The View From Up Here
By Mike Ely and Linda Street Ely

Mike:
For the past few years our friend, Ken Calman, of Glendale, Arizona, has been volunteering to help people in need. We asked Ken, U.S. Air Force veteran and general aviation advocate, to give us a glimpse of what he’s doing at this time in his life as he continues to serve his fellow man.

Ken: An unseen but vital enterprise is taking place in our towns every day, one that is invisible to the untrained eye but of life-saving importance to those in need: The collection, processing, and transport of human blood components.

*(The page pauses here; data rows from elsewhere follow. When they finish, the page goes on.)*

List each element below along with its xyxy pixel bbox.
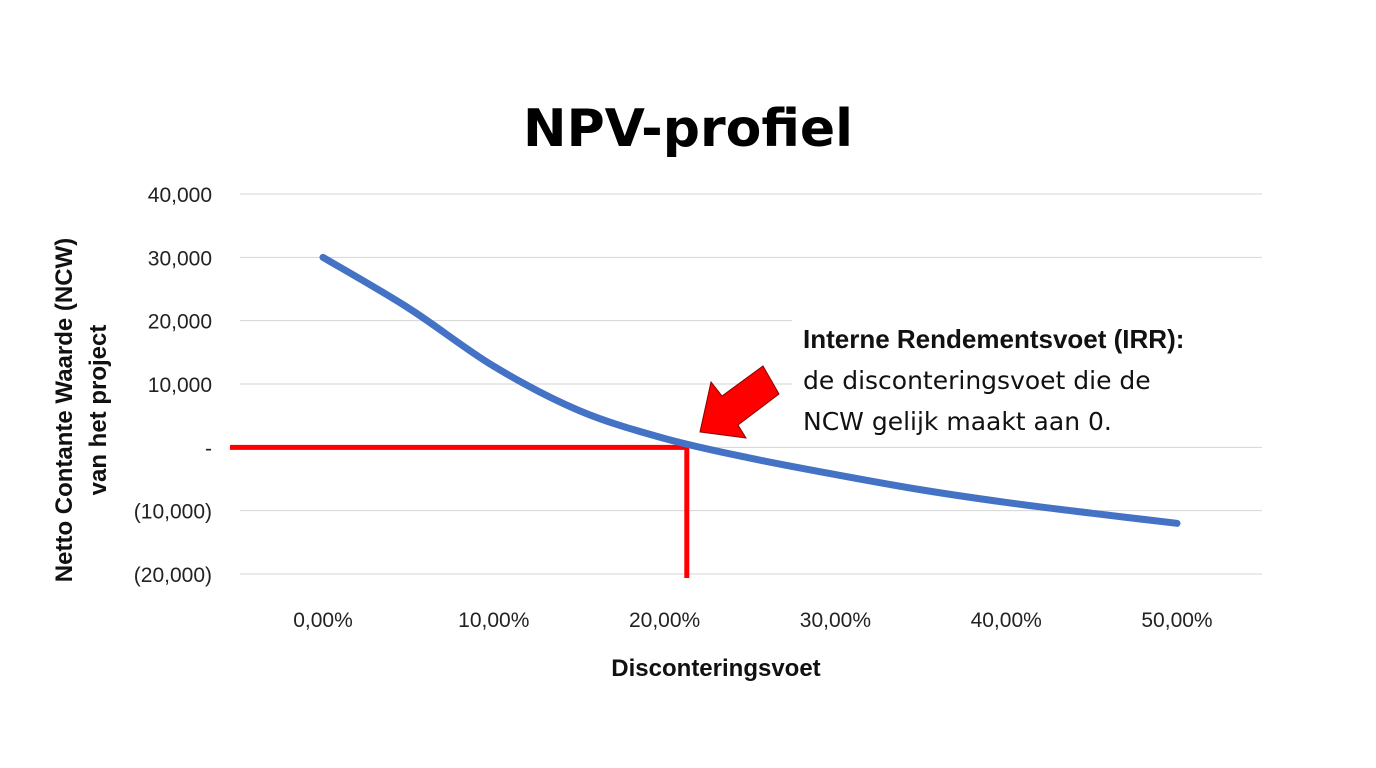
- npv-series-line: [319, 253, 1181, 527]
- annotation-heading: Interne Rendementsvoet (IRR):: [803, 324, 1184, 354]
- x-tick-label: 50,00%: [1141, 609, 1212, 632]
- x-tick-labels: 0,00% 10,00% 20,00% 30,00% 40,00% 50,00%: [293, 609, 1212, 632]
- y-axis-label-line-1: Netto Contante Waarde (NCW): [51, 238, 78, 582]
- x-tick-label: 10,00%: [458, 609, 529, 632]
- y-tick-label: (20,000): [134, 564, 212, 587]
- x-tick-label: 40,00%: [971, 609, 1042, 632]
- annotation-line-1: de disconteringsvoet die de: [803, 366, 1151, 395]
- x-tick-label: 30,00%: [800, 609, 871, 632]
- y-tick-label: -: [205, 437, 212, 460]
- y-tick-label: (10,000): [134, 501, 212, 524]
- y-tick-label: 30,000: [148, 247, 212, 270]
- x-axis-label: Disconteringsvoet: [611, 655, 820, 682]
- y-axis-label: Netto Contante Waarde (NCW) van het proj…: [51, 238, 112, 582]
- y-axis-label-line-2: van het project: [85, 325, 112, 496]
- x-tick-label: 20,00%: [629, 609, 700, 632]
- annotation-background: [792, 310, 1272, 440]
- y-tick-label: 10,000: [148, 374, 212, 397]
- irr-arrow: [699, 365, 780, 439]
- y-tick-labels: 40,000 30,000 20,000 10,000 - (10,000) (20,000…: [134, 184, 212, 587]
- y-tick-label: 20,000: [148, 311, 212, 334]
- irr-marker-lines: [230, 444, 690, 578]
- x-tick-label: 0,00%: [293, 609, 353, 632]
- chart-title: NPV-profiel: [523, 99, 853, 159]
- y-tick-label: 40,000: [148, 184, 212, 207]
- annotation-line-2: NCW gelijk maakt aan 0.: [803, 407, 1112, 436]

United Blood Services is one of the largest processor-suppliers of human blood in the United States, second only to the Red Cross. UBS conducts blood drives daily in communities around the country. Whole blood collected throughout the day is taken to a nearby airport, where volunteers pick up the boxed blood donations and fly them to laboratory facilities where they separate the blood into platelets, plasma, and red blood cells, and store them there until a hospital needs them.

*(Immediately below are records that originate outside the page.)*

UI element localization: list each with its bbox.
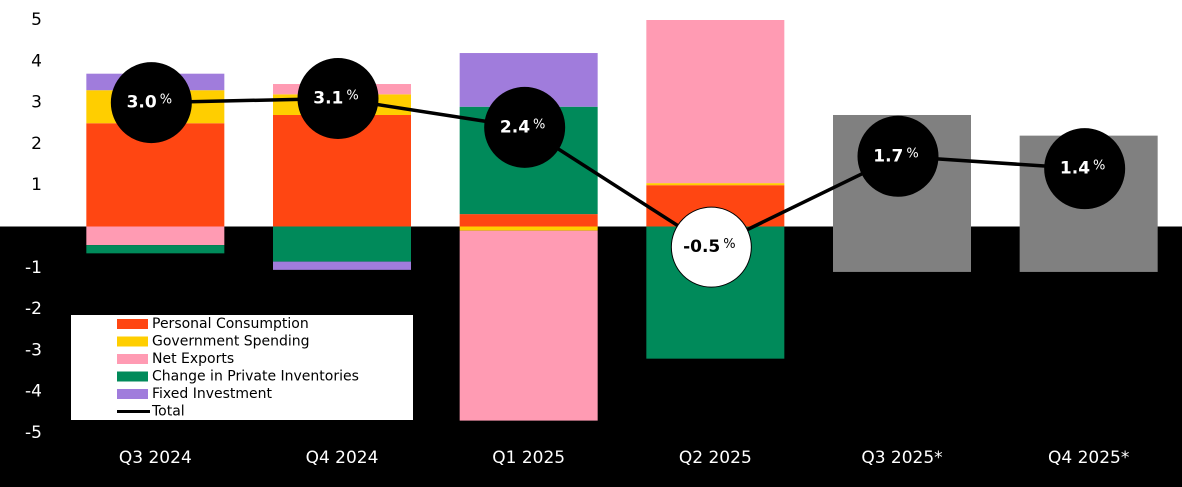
bar-segment bbox=[86, 226, 225, 246]
x-tick-label: Q3 2024 bbox=[119, 448, 192, 468]
x-tick-label: Q2 2025 bbox=[679, 448, 752, 468]
total-marker bbox=[110, 62, 192, 144]
bar-segment bbox=[459, 214, 598, 227]
bar-segment bbox=[86, 245, 225, 254]
total-unit: % bbox=[160, 92, 172, 107]
bar-segment bbox=[646, 20, 785, 184]
x-tick-label: Q4 2024 bbox=[306, 448, 379, 468]
total-label: 1.4% bbox=[1060, 158, 1105, 179]
total-unit: % bbox=[723, 237, 735, 252]
total-marker bbox=[857, 115, 939, 197]
total-value: 3.1 bbox=[313, 88, 343, 108]
y-tick-label: 3 bbox=[31, 93, 42, 113]
legend-label: Change in Private Inventories bbox=[152, 369, 359, 385]
bar-segment bbox=[646, 183, 785, 186]
legend-label: Total bbox=[151, 404, 185, 420]
total-label: 3.1% bbox=[313, 88, 358, 109]
bar-segment bbox=[273, 226, 411, 262]
legend-label: Government Spending bbox=[152, 334, 310, 350]
total-value: 1.7 bbox=[873, 146, 903, 166]
bar-segment bbox=[459, 230, 598, 421]
x-tick-label: Q1 2025 bbox=[492, 448, 565, 468]
legend-swatch bbox=[117, 354, 148, 364]
total-value: -0.5 bbox=[683, 237, 720, 257]
legend-label: Net Exports bbox=[152, 351, 234, 367]
total-label: 3.0% bbox=[127, 92, 172, 113]
total-label: 2.4% bbox=[500, 117, 545, 138]
total-unit: % bbox=[1093, 158, 1105, 173]
total-marker bbox=[297, 57, 379, 139]
legend-box bbox=[71, 315, 413, 420]
total-label: -0.5% bbox=[683, 237, 736, 258]
y-tick-label: 5 bbox=[31, 10, 42, 30]
legend-swatch bbox=[117, 389, 148, 399]
total-value: 1.4 bbox=[1060, 159, 1090, 179]
x-tick-label: Q4 2025* bbox=[1048, 448, 1129, 468]
y-tick-label: -2 bbox=[25, 299, 42, 319]
total-value: 2.4 bbox=[500, 117, 530, 137]
total-label: 1.7% bbox=[873, 146, 918, 167]
bar-segment bbox=[459, 226, 598, 231]
y-tick-label: -4 bbox=[25, 382, 42, 402]
legend-swatch bbox=[117, 319, 148, 329]
x-tick-label: Q3 2025* bbox=[861, 448, 942, 468]
y-tick-label: 1 bbox=[31, 175, 42, 195]
legend-label: Personal Consumption bbox=[152, 316, 309, 332]
y-tick-label: -1 bbox=[25, 258, 42, 278]
y-tick-label: 4 bbox=[31, 51, 42, 71]
total-unit: % bbox=[533, 117, 545, 132]
y-tick-label: -5 bbox=[25, 423, 42, 443]
total-marker bbox=[484, 86, 566, 168]
total-marker bbox=[1044, 128, 1126, 210]
y-tick-label: -3 bbox=[25, 340, 42, 360]
y-tick-label: 2 bbox=[31, 134, 42, 154]
total-marker bbox=[670, 206, 752, 288]
legend-label: Fixed Investment bbox=[152, 386, 273, 402]
legend-swatch bbox=[117, 371, 148, 382]
legend-swatch bbox=[117, 336, 148, 347]
total-value: 3.0 bbox=[127, 93, 157, 113]
bar-segment bbox=[273, 261, 411, 270]
total-unit: % bbox=[906, 146, 918, 161]
total-unit: % bbox=[346, 88, 358, 103]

Plasma can be frozen so it has an unlimited shelf life, but possibly the most important blood component is platelets. These are the part of human blood that promote healing, and clog up leaks left after surgeons have re-connected blood vessels.

Linda: I gave platelets for my birthday this year, kind of a way to acknowledge that I am having another birthday. I hear platelets are used in large quantities by cancer patients.

Ken: Yes, platelets are vital but have a short shelf life. To keep fresh ones available, volunteers fly them from a laboratory to outlying hospitals daily. Every few days a “STAT” mission is received from a hospital, when blood components are urgently needed. The laboratory must get them to the hospital as quickly as possible. Lives depend on it. If the hospital is local a van quickly delivers the blood, but when the hospital is in a remote city then time, and speed, are critical. On my first meeting when I joined the Flight For Life group a young girl was there with her mother. Her life had been saved by blood transfusions and she was there to say 'thank you' and let us know that it meant a lot to her.

Linda: So without the pilot volunteers, and access through general aviation airports, some people might not get the blood they need in time? It must be quite gratifying to be a part of that.

Ken: It makes a dramatic picture at times. Imagine a lone, single engine plane landing on a snowy runway after dark, arriving at a facility all darkened and locked up. The pilot waits in the cold until the lights of an ambulance arrive. Boxes are quickly transferred from the ambulance to the plane. Short good-byes are made and the ambulance leaves while the plane takes off into the night. Lives may be saved. Your general aviation airport is at work.

Mike: Ken and pilots like him pay the costs of their volunteer flights. They do it because something in them drives them to keep on giving. And, as Dorothy Nettles says, if there’s no one to donate blood, there will be no missions for the pilots. So get out there and give!